I was planning on making special cables with pull-up resistors across the Tip/Ring of a TRS plug to kill the lag when using the trigger outs on the Joyo as favorites for my Strymon pedals.

Since I’m inside and soldering anyway, any reason not to just solder the resistors directly to the jacks inside the switcher?
 
I have no idea about the resistors from a proper protocol standpoint, but I thought this thread was interesting and I enjoyed my read.
 
I have no idea about the resistors from a proper protocol standpoint, but I thought this thread was interesting and I enjoyed my read.

The requirement to reduce the switching lag when using the triggers as favorite switches for the Strymons is to tie a resistor from tip to ring on a TRS plug AT the Strymon.

It seems functionally equivalent to simply strap a resistor AT the trigger out jaclnon the switcher.

I don’t know. Can’t hurt to try!
 
I don't understand how adding a resistor will reduce lag. I would've thought it would introduce more lag.

It’s my u derstbading that with the digital switching happening between the switcher and the Strymon, that a pull up resistor is required to eliminate any switching lag.

Won’t pretend to fully understand the solution in this case.
 
@Feral Feline Thinking about the pull up resistor thing a bit more.

I think the issue is that the trigger outs of the switcher, which on the Joyo is a lot similar to even the more expensive options like Boss and GigRig, are at a different (higher) potential than the Strymon.
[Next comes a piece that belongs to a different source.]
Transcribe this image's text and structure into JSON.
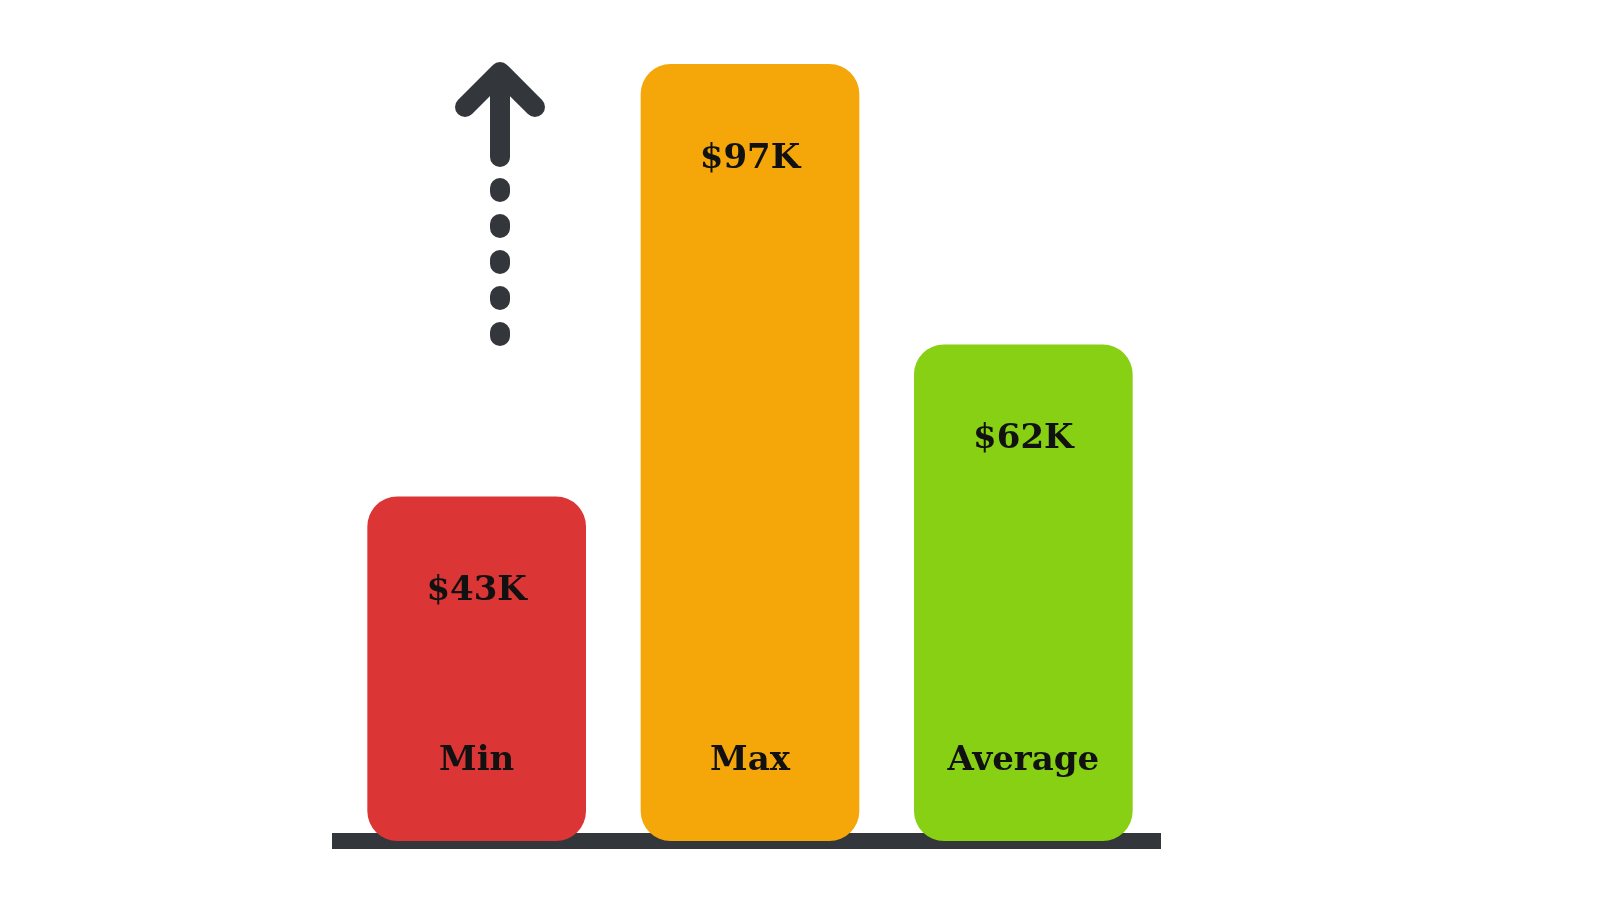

The pull-up resistor minimizes the delta V, which is the cause of the switching lag.
 
Okay, that's starting to make more sense now. Thanks.

I'll have to read up on this stuff a bit more, and the Delta V.
 
Buffer bypass is a total success.

I was certain I messed the whole thing up at first because there was a TON of noise with the Fuzz in a loop and the buffer on but I then switched in my Paragon Mini and there was only a marginal change and mo noise.

I still need to test the digital switching lag on the triggers but the buffer bypass is good to go.

I didn’t realize that noise was also an issue with high impedance into a Fuzz Face but now I’ve heard it for myself.
 
So after some testing, the El-Cap is still exhibiting switching lag.

The Flint is not.

So I’m fashioning a makeshift TRS cable with an additional 470k ohms to see if that improves or worsens it.

If it improves it, one of two things is occurring:

1.) The resistor needs to be at the plug going into the Strymon;

2.) 470k ohm on the jacks of the switcher was not enough.
 
So, The patch cable with the extra 470k resistor reduced the lag on the El-Cap.

This is not definitive though, as I'm unsure whether it's a combined 1M that is helping, whether the 470k on the switcher jack is even working at all, etc.

I'm going to run a quick test this week and put 10k, 100k and 1M on 3 of the jacks to test whether the hardwired resistor inside the switcher is working and what value works best.

Worst case scenario, I'll just make some cables up. I was hoping the resistors wired internally would work so I did not need anything special but I'm not too concerned if I have to.